LAUDER: Yeah, and I mean, there was still new cases emerging last week and the possibility of more certainly on the cards. I mean, is it possible for anyone to provide more certainty at this stage?
MCBAIN: No, I don't think there is. But I think this also goes to making sure that communication is clear and concise and transparent to people. We know that we're in an extended lockdown now, but there's not even a date given for when that might end for us, like there previously has been given dates. And I think people just want some certainty, a goal to aim towards. Everyone wants to do the right thing, but there has to be clear and consistent messaging to make sure that people understand what's happening around them.
LAUDER: And you have also been very busy. In terms of the GP Senate Inquiry meeting with GPs around the region. What is the latest that we need to be aware of with that Senate Inquiry?
MCBAIN: We’re very grateful that we've got up the senate inquiry, and I have no doubt that the wonderful work done in highlighting some of the GP shortages across the southeast has assisted us in getting that done.

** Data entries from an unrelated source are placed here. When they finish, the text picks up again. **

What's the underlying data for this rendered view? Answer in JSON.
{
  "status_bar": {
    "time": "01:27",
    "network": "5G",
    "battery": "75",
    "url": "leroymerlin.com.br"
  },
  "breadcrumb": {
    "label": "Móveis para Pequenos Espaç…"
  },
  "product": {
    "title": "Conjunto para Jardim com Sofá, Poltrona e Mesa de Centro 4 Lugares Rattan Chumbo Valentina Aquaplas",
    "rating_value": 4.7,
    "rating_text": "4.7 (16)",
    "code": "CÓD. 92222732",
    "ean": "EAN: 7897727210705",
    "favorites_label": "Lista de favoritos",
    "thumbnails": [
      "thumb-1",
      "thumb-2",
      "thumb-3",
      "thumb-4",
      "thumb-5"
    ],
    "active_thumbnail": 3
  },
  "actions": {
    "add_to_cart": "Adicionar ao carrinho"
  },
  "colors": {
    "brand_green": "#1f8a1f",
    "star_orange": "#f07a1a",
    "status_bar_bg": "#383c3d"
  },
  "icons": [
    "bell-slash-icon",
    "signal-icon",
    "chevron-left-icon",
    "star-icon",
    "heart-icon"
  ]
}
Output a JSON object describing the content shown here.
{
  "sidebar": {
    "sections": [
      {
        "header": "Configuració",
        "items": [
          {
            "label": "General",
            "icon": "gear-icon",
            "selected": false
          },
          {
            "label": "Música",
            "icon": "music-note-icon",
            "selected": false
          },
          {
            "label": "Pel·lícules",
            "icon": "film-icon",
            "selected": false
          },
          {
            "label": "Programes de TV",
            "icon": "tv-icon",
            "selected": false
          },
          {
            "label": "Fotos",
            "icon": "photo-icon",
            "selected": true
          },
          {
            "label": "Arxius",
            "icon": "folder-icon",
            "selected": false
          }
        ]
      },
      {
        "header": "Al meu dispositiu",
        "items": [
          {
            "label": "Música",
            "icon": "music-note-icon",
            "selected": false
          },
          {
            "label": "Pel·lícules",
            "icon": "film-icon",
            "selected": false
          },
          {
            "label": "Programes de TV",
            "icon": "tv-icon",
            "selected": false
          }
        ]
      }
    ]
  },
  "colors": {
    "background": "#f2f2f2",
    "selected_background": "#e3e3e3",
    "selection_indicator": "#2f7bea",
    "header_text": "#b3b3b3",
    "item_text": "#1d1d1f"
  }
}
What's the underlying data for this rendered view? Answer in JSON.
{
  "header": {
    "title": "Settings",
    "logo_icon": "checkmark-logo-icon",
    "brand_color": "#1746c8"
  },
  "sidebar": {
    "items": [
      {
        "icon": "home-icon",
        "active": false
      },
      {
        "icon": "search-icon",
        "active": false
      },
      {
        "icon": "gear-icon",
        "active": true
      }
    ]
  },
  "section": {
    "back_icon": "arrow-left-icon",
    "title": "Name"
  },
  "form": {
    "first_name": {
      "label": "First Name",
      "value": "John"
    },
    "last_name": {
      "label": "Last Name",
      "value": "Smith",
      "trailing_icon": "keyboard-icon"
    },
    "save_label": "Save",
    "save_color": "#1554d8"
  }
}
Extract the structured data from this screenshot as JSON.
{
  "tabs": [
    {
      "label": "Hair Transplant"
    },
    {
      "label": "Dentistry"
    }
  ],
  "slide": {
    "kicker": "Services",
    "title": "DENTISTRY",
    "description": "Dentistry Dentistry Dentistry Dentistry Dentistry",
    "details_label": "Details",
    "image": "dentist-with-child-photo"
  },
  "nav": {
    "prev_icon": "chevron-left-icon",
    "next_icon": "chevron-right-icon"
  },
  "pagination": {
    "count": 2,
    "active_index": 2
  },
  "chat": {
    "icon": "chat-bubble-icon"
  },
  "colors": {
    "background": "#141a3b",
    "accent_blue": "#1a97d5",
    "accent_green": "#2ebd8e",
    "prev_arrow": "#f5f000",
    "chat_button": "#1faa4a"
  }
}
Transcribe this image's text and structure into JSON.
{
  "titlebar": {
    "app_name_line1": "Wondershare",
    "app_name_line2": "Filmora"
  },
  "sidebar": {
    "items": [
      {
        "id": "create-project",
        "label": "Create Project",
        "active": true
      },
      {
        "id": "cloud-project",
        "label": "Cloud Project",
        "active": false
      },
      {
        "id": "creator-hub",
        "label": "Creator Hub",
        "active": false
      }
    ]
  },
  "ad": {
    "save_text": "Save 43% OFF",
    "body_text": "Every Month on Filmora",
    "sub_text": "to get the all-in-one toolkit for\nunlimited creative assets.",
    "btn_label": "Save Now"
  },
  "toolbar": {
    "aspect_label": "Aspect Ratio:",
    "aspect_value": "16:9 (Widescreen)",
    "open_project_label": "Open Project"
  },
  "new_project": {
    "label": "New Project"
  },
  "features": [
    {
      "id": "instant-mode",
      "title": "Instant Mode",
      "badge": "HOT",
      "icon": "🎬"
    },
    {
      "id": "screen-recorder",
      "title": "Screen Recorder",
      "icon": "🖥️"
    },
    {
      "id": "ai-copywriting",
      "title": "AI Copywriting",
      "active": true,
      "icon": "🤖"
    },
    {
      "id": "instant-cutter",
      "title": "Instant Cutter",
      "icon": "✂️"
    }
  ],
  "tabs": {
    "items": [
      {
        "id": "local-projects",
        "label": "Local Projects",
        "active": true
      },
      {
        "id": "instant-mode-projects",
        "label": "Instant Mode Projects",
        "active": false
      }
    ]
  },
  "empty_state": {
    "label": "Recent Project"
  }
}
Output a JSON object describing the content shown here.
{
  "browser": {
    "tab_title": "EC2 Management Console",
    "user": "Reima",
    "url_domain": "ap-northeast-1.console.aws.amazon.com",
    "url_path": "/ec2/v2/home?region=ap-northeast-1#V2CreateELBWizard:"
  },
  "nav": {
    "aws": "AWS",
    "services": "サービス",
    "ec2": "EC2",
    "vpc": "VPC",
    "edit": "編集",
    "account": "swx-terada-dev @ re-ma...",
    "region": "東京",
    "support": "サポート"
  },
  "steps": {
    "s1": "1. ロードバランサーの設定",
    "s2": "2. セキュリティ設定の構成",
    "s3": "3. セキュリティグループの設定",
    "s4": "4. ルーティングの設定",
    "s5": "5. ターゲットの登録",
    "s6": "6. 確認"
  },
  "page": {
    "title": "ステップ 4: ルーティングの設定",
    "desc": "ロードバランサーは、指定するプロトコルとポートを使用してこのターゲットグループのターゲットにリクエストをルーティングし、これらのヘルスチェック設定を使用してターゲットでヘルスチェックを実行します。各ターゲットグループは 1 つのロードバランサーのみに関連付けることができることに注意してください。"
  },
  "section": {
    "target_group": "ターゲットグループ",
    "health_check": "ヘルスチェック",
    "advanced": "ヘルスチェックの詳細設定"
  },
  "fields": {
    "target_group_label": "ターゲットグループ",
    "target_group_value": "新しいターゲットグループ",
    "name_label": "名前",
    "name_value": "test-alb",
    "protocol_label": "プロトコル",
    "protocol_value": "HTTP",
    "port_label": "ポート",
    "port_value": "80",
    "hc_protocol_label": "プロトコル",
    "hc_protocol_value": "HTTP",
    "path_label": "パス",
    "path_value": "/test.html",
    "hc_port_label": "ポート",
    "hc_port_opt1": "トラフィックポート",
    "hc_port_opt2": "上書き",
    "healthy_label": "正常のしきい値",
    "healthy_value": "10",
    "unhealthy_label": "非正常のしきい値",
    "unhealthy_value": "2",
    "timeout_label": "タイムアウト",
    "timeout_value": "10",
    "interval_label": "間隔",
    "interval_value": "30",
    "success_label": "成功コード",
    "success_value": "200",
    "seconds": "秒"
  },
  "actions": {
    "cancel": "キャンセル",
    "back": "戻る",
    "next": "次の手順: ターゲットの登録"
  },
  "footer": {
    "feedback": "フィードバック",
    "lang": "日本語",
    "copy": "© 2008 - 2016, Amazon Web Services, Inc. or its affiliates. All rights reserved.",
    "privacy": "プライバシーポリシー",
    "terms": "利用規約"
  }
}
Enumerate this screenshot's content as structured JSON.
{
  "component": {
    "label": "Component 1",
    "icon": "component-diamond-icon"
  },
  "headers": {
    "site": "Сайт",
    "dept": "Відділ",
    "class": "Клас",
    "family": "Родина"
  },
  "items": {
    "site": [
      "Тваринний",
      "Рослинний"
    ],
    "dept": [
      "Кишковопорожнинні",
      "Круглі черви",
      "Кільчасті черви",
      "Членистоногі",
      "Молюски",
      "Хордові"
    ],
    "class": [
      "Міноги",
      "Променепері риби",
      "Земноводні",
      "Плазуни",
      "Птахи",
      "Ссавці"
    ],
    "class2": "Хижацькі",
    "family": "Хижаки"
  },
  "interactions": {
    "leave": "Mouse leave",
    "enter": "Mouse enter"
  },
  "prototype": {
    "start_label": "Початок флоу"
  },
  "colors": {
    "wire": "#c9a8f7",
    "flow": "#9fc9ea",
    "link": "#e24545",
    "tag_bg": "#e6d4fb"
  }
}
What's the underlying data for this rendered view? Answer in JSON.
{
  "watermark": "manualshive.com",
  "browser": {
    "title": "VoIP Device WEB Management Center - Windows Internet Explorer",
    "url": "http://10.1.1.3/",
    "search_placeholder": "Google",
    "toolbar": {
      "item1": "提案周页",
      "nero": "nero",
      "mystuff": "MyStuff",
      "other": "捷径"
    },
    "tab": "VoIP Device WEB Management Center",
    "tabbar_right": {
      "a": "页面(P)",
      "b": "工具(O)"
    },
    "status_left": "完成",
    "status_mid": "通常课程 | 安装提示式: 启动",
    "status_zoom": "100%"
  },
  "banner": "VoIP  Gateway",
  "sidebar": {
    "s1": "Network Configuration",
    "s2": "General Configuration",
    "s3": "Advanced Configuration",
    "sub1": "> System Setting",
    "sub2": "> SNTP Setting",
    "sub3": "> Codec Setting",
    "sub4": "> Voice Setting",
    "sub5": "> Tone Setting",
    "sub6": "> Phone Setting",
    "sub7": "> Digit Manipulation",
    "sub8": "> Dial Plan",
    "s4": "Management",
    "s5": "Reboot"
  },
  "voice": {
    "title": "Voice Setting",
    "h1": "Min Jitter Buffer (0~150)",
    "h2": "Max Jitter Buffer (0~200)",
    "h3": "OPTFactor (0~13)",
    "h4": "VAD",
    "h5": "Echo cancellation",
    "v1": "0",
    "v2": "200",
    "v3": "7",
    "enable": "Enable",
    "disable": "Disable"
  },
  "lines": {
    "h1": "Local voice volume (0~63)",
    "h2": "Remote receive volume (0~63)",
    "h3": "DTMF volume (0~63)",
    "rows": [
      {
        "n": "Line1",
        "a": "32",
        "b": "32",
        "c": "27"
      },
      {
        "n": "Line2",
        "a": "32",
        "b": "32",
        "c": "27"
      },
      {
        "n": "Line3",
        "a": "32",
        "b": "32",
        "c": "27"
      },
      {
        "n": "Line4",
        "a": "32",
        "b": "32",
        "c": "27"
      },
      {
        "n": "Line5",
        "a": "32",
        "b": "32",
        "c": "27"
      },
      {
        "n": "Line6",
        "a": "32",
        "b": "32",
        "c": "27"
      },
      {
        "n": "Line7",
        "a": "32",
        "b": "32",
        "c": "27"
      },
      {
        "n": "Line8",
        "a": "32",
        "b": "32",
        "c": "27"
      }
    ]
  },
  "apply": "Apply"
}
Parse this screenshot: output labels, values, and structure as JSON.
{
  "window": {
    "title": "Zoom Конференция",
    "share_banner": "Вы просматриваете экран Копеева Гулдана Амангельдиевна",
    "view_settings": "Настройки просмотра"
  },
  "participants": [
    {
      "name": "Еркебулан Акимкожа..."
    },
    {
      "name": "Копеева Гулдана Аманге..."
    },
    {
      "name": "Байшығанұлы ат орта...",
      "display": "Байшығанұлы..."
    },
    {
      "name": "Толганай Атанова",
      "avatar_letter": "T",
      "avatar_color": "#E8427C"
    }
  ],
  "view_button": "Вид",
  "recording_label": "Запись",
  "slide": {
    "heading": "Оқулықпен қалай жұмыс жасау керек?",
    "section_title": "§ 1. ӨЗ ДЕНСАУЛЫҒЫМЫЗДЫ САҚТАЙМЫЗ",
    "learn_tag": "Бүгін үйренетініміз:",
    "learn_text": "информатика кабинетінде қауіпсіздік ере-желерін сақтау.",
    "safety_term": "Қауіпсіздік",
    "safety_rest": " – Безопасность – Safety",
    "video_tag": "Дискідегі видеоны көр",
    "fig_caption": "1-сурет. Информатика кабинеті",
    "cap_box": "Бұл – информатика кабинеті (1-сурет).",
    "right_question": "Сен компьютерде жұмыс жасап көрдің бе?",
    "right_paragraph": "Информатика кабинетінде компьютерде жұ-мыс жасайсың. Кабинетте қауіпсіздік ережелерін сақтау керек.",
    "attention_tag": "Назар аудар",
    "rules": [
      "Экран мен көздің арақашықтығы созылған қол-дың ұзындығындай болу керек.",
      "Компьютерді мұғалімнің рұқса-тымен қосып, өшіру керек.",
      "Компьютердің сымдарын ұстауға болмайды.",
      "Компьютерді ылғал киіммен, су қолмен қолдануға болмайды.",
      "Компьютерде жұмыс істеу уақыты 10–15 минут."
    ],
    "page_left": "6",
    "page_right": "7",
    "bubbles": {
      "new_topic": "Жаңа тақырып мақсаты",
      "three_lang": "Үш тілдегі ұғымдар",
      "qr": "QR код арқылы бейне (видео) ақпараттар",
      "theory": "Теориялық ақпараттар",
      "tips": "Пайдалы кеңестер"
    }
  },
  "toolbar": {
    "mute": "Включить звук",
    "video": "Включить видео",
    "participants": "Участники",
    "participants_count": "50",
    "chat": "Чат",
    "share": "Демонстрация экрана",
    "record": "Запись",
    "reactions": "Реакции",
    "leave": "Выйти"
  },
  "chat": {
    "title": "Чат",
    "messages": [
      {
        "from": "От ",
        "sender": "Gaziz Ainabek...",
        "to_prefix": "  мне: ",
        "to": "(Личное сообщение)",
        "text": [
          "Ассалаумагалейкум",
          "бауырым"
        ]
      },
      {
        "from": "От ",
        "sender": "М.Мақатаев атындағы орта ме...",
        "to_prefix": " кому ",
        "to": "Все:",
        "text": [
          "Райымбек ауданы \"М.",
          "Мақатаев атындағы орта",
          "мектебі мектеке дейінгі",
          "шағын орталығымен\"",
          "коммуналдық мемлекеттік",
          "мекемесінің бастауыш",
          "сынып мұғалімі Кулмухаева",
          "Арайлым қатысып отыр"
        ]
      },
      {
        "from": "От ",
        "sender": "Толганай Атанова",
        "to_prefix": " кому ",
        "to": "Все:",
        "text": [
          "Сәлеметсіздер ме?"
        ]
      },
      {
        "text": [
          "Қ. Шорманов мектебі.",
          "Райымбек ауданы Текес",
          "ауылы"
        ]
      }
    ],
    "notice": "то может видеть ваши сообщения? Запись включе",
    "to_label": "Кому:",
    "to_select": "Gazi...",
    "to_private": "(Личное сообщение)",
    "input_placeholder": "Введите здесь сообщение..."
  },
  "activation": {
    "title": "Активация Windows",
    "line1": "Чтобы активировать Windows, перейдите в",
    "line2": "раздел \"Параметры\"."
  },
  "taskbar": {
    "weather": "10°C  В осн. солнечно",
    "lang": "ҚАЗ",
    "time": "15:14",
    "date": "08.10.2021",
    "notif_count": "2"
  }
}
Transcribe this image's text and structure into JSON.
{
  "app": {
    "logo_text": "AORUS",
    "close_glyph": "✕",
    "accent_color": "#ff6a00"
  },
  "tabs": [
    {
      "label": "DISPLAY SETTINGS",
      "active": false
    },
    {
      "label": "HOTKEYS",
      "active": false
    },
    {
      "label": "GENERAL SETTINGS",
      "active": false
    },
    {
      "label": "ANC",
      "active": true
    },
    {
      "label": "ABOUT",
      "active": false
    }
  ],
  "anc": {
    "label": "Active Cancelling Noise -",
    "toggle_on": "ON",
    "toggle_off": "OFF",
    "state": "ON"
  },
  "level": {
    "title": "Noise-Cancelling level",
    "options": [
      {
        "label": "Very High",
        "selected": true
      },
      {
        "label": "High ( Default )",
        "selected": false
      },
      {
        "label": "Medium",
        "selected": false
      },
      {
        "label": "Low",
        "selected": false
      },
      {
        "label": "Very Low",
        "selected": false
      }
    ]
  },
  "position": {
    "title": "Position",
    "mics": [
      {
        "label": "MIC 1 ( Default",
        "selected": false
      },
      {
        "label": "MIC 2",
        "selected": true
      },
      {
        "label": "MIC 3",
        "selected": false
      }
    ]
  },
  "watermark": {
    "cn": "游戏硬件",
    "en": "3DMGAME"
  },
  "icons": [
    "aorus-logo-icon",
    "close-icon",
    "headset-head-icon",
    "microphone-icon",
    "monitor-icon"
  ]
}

The GP senate inquiry is currently open, taking submissions. And I really want to make sure that there are some on the ground practical examples of how GP shortages across regions impacts our residents. We know every year through work done by the Rural Health Alliance, that regional people don't access healthcare for a variety of reasons. And some of that is the lack of being able to. That results in a $4 billion dollar budget saving to the government because regional people don't access health care. So what I want to make sure is that we’re getting those real world examples. You can log on to my website and make a submission directly to me, and I'll include it with a group of submissions that have already come in along with mine, or you can log on to the Australian Parliament House website and make a submission directly to the GP shortage inquiry.
LAUDER: I'm sorry, we're nearly out of time but just quickly, young people running out of time to be a part of a very interesting initiative the Raise Our Voice Australia campaign.
MCBAIN: Yeah, really important initiative,open to anyone that's 21 and under Put in a submission about what you want to see for the future of Australia with the ability for me to read that out in the next parliamentary sittings in October. Again, all the information is on my website or social media but want to make sure that we're getting young regional voices heard in Parliament House.
LAUDER: Fantastic and thanks for joining us this morning.
MCBAIN: No worries
LAUDER: Kristy McBain there, the member for Eden-Monaro.